Hi it took my gfm months before they went until anemone..but now i xan put any kind of anemone in with them and they go right for it...u could get a breeder container and put them both in there.that should work...gl though.
 
u could get a breeder container and put them both in there.that should work...gl though.

It's always a bad idea to try and force clownfish and anemones together. The anemone may end up stinging the clownfish to death, or even eating it, if the clownfish goes into it too quickly. There's a period of acclimation they have to go through first.

On top of that, the anemone will have to be removed from the breeder container and placed in the tank, which increases its chances of wandering and getting caught in a powerhead or an overflow.

Just let things happen at their own pace. There is no way to "make" clownfish go into an anemone before they're ready.
 
I've had a pair of percula clowns for over 4 years. Can hardly get them to leave the upper left corner of my tank.

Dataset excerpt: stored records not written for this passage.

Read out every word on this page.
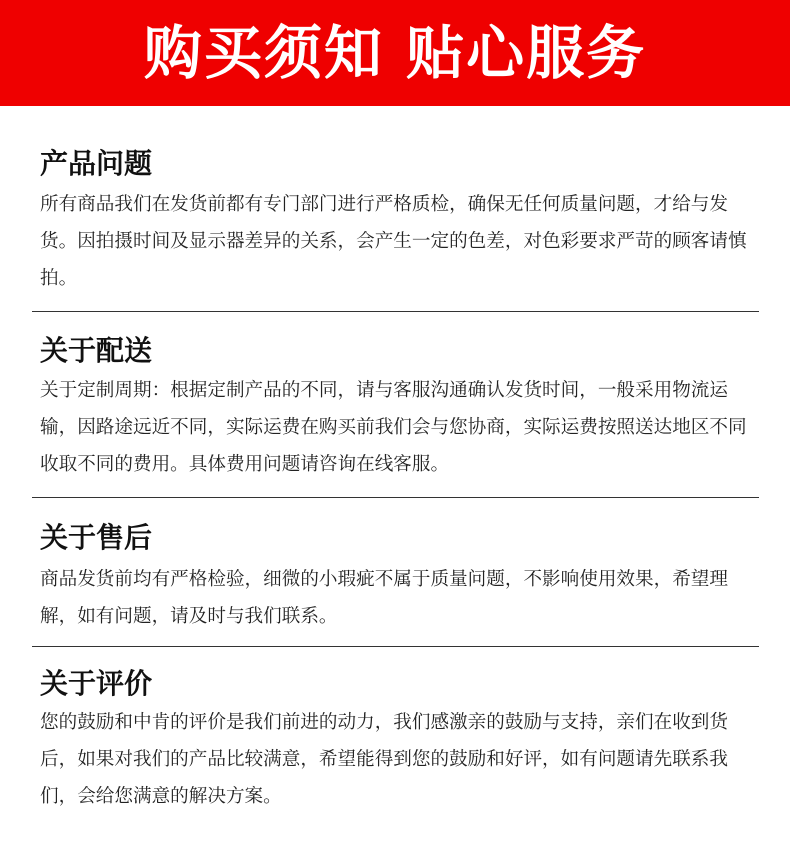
购买须知 贴心服务
产品问题
所有商品我们在发货前都有专门部门进行严格质检，确保无任何质量问题，才给与发货。因拍摄时间及显示器差异的关系，会产生一定的色差，对色彩要求严苛的顾客请慎拍。
关于配送
关于定制周期：根据定制产品的不同，请与客服沟通确认发货时间，一般采用物流运输，因路途远近不同，实际运费在购买前我们会与您协商，实际运费按照送达地区不同收取不同的费用。具体费用问题请咨询在线客服。
关于售后
商品发货前均有严格检验，细微的小瑕疵不属于质量问题，不影响使用效果，希望理解，如有问题，请及时与我们联系。
关于评价
您的鼓励和中肯的评价是我们前进的动力，我们感激亲的鼓励与支持，亲们在收到货后，如果对我们的产品比较满意，希望能得到您的鼓励和好评，如有问题请先联系我们，会给您满意的解决方案。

I put a sebae anemone in last june and save for one or two nights (my female was rolling all over in the anemone) they want nothing to do with it.

I've had a similar experience, our first tank 2 years ago was a 29g biocube, we got a T. Percula and a Sebae Anemone, Clownfish didn't want anything to do with the Sebae. We traded in the Sebae for a RBTA because we wanted to do some corals and the Sebae liked to move, still nothing with the Bubble Tip, the T. Percula would sleep in the top left corner of the tank.. We even tried a few tricks and tips, we isolated the clown and the anemone together in a bucket, we tried to feed the clown near the anemone, nothing..

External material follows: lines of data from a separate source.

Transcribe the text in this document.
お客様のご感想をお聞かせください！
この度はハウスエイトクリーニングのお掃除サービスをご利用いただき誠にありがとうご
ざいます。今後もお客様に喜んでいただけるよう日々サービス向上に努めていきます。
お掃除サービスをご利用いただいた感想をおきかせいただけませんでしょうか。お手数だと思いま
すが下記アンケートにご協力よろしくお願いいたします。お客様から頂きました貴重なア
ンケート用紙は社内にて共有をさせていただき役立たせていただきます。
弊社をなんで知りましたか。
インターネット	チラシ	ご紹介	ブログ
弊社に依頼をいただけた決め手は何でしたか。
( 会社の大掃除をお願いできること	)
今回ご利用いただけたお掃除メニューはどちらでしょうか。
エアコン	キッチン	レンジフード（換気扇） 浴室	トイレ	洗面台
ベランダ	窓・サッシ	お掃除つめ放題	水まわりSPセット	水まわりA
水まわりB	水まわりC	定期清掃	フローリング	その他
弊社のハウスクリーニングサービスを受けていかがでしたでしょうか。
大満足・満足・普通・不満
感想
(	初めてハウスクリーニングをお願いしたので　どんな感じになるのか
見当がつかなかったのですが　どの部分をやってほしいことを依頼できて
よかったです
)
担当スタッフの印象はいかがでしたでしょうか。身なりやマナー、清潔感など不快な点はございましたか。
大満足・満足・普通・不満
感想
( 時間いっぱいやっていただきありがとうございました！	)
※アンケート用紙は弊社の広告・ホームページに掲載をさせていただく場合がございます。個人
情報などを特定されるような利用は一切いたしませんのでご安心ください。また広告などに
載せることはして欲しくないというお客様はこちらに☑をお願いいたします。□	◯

So we let it be and we soon forgot about it, we upgraded to a 75g after a year with the bio-cube and we really wanted a Maroon Clown for the deeper red color, so we traded in the T. Percula, for a Maroon, hosting at this point wasn't even a thought in our mind, plus the LFS guy said that because the Maroon Clown was tank bred the likely hood of it hosting in the Bubble Tip may not ever happen, we loved the look of the clown so we figured we just weren't destined to have a clown hosting anemone..

Well low and behold we put the Maroon in the tank in the evening, sure enough just swimming around paying no attention to the anemone, woke up the next morning, fed the fish, went to work. When I returned home from work I couldn't find the Maroon Clown. I thought she jumped out and the dog ate it, low and behold she was all up in the Bubble Tip.. It really is hit or miss..

Frank
 
Thanks for all the feedback. So basically I gather that there is no guarantee, so I will probably just keep my pair and possibly try a bubble tip or another anenome.
 
Well since my I made the decision to keep my pair of ocellaris clowns, one of them jumped ship. I found him about 5 feet away from the tank after work. I am moving into the 75 this weekend and I am going to order another pair of clowns(returning the Lone Ranger ocellaris). I am debating between a true percent pair and a clarkii pair. Any input on the two? I like the look of the clarkii's better, but my reservation is aggressiveness. Just how aggressive are they?
 
I was going to do clarkii's in my carpet tank. They are cool looking and I don't mind a little feistiness:) But I found a sweet pair of skunks who took to my two gigs in a matter of hours.